Monday, 3 September 2018

Why we don't help and what we can do about it

My family and I have just returned from a very rich and varied week in New York, where we did all the usual tourist things, including a visit to the 9/11 memorial at Ground Zero, a trip up the Empire State Building and a boat ride out to Liberty Island. This was all very wonderful and enriching, but what I want to share with you is a little incident that I must admit wasn’t one of my finest moments but gave me plenty of cause for reflection. We were just heading into the Coney Island subway after a happy afternoon spent on the beach, when a row broke out between a man and a woman who were waiting to board a bus. I’ve no idea what it was about, but suffice to say voices were raised, and there was a fair amount of pushing and shoving, which ended up with the woman falling over with the trolley she had with her. It was a slo-mo fall, which would have been quite comical if it hadn’t been so sad, but what happened next was remarkable. Nothing happened. The other people in the queue and standing around stood looking at her as she lay on the ground. Worse still, so did I. I was no more than 20 yards away and could easily have darted over to help her up, but I didn’t. She was eventually helped to her feet by a young man, and a police officer strolled over to sort things out. It was a minor incident, but I felt very remorseful as we caught the train and started ruminating. Why didn’t I help? I can only conclude that it was what you might call the Somebody Else’s Problem syndrome. I didn’t know her, she wasn’t a family member or a friend, so she wasn’t in my immediate sphere of concern. Had it been one of my kids, you can rest assured that I would have been straight in there. But this stranger somehow didn’t merit my care or attention.

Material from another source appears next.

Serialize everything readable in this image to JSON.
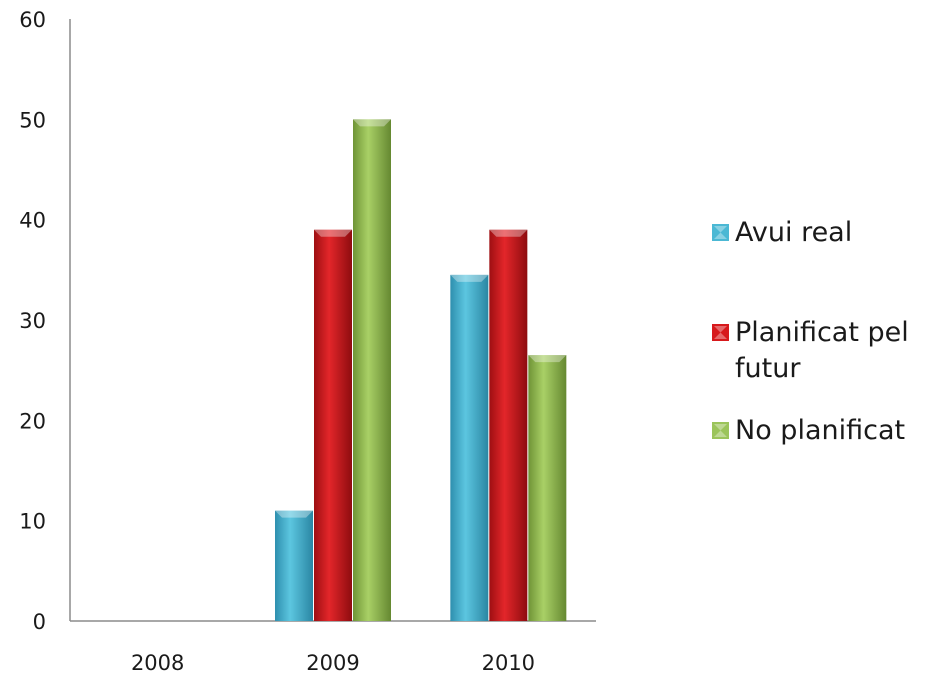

OK, so this reflects badly on me, but I dare say I wouldn’t have been alone in my reaction. After all, how often do we pass homeless people by, for instance, without even acknowledging them. They have nothing to do with us, so why bother? A more creative response is suggested by 8th century Buddhist monk Shantideva, author of a famous work on how to lead an ideal Buddhist life. He makes the point that, if we have a pain in our foot, we will act to alleviate it, so why don’t we respond equally quickly to the pain of others, to whom we are connected by our common humanity and shared desire to be happy? The problem, he suggests, lies in a failure of imagination, which is the basis of empathy. As the poet Shelley says: A man, to be greatly good, must imagine intensely and comprehensively; he must put himself in the place of another and of many others; the pains and pleasures of his species must become his own.” This I see as being one of the primary tasks of my practice as a Buddhist. 

Fortunately, I have a tried and tested meditation to help me out. In the metta bhavana, or loving-kindness meditation, we bring to mind various people, some we know well and some we don’t, some we like and some we don’t, and simply wish them well. We step out of the narratives of preference and self-interest and try to see them as human beings just like us, with the same hopes and fears, desire to be loved and not to suffer.

My point is that you don’t necessarily have to sit down to meditate to do this. It just requires awareness of others and a willingness to see what we have in common. I wish I’d recalled this in those few moments when I was standing looking at that poor lady on the ground. But next time I’m resolved to do better. And I would really suggest that you do the same. When, for instance, you pass that homeless person in a doorway, really try to see them as a fellow human being. Even if you don’t want to give them money, which I think is a perfectly legitimate choice, make eye contact, greet them, make them feel seen. If someone is in distress, stop and help them. You will feel better, more connected, and so will they. Everyone wins, and the world is a better place for it.